DÚVIDAS

«Euro-região», de novo

A propósito da resposta dada por R. G., compete relembrar que, no seu Tratado de Ortografia da Língua Portuguesa, Rebelo Gonçalves preceituou o uso do hífen «Nos compostos em que entram, morfologicamente individualizados e formando uma aderência de sentidos, um ou mais elementos de natureza adjectiva terminados em 'o' e uma forma adjectiva», mesmo que o primeiro elemento não figure na sua «forma plena [...] ('euro'-, por 'europeio'-)», razão por que grafamos «euro-asiático», «euro-chinês» ou «euro-siberiano».
Ora, no caso de «euro-região», o segundo formante é um substantivo, o que, desde logo, inviabiliza a sua integração no grupo visado pela regra supra-exposta. E o primeiro elemento? Não será ele também uma cristalização substantiva, forma reduzida de «Europa»? A ser assim, Rebelo Gonçalves, uma vez mais, não deixa margem para dúvidas, pois que, segundo este ilustríssimo autor, «É inadmissível o uso do hífen nos compostos em que um elemento de origem substantiva, proveniente do grego ou do latim e terminado em 'o', se combina com um ou mais elementos substantivos ou adjectivos. Em tais compostos faz-se sempre a união completa dos elementos iniciais aos imediatos».
Em vista disto, e levando em linha de conta o no estudo de Margarita Correia, tão oportunamente referido pelo consultor R.G., a lexia «euro-região», em razão de significar «região da Europa», deverá ser escrita sem hífen – «eurorregião» –, tal como ocorre em «eurodeputado», «eurodólar» ou «euromíssil», ainda que estes compostos não sejam exemplificativos da duplicação do 'r' ou do 's' intervocálico.
À guisa de conclusão, o argumento aduzido para o uso do hífen em «euro-siberiano» não pode ser aplicado, pelo que se acaba de mostrar, à unidade morfológica em apreço.
Com os meus respeitosos cumprimentos,

Resposta

Antes de mais, prezado consulente, deixe-me saudá-lo por se ter dirigido a Ciberdúvidas na qualidade de fórum de estudo da língua portuguesa, e não na sua condição de mero consultório.
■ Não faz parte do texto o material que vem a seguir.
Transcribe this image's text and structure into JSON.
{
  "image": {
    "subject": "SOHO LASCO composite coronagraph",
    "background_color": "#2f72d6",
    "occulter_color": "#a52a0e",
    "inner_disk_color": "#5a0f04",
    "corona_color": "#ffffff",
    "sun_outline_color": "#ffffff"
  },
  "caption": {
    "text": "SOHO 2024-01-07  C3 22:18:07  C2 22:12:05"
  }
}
Posto isto, vamos lá debater esta questão, a ver se conseguimos que daqui emane alguma luz sobre uma área que parece obscura, dificuldade a que a primeira resposta já fazia alusão.

A primeira divergência entre aquilo que primeiro sustentei e aquilo que o meu companheiro de estudo agora contesta concerne à natureza do antepositivo euro-. Não posso concordar com o que me diz, que se trate de uma «cristalização substantiva, forma reduzida de "Europa"», quando é consensual que se trata de um «elemento de formação de palavras que exprime a ideia de europeu ou referente à Europa» (cf. Grande Dicionário da Língua Portuguesa, da Porto Editora), ou seja, um elemento de natureza adjectiva.

Assim sendo, julgo não estar a patrocinar nenhum disparate se defender que a regra de Rebelo Gonçalves respeitante aos «compostos com elementos de origem substantiva, provenientes do grego ou do latim e terminados em o» não pode ser aqui invocada.

Admitindo, por outro lado, que o elemento região não é, de facto, uma forma adjectiva, e que por esse motivo também não podemos aplicar o outro preceito de Rebelo Gonçalves referente aos «compostos em que entram, morfologicamente individualizados e formando uma aderência de sentidos, um ou mais elementos de natureza adjectiva terminados em o e uma forma adjectiva», somos forçados a concluir que estamos realmente numa área omissa, conforme já se queixava a primeira resposta.

Foi nesse sentido que decidi seguir o trilho aberto por Margarita Correia no estudo «oportunamente referido», agarrando-me àquele trecho da página 6 que refere o seguinte:

«Por tudo isto, e embora euro- tenha o valor morfossintáctico de um adjectivo, supomos não ser despropositado propor para euro- o estatuto de prefixo do português contemporâneo e, como tal, sugerir que, do ponto de vista ortográfico, ele passe a ser utilizado segundo as mesmas normas actualmente utilizadas para os prefixos terminados em vogal e não acentuados do português, isto é, que passe a ser grafado sem hífen, excepto antes de bases começadas por h, o, r e s

É o caso de «euro-região», que, em função do exposto, em nada contraria as grafias «eurodeputado», «eurodólar» ou «euromíssil», e até encontra algum apoio no «euro-siberiano» do Dicionário Houaiss.

Sem querer dar o caso por encerrado, convido todos os interessados neste assunto a entrarem no debate, pois é também este um dos propósitos deste espaço.

N. E. (9/05/2016): Com a aplicação do Acordo Ortográfico de 1990 (Base XVI), a palavra em questão passa a escrever-se eurorregião.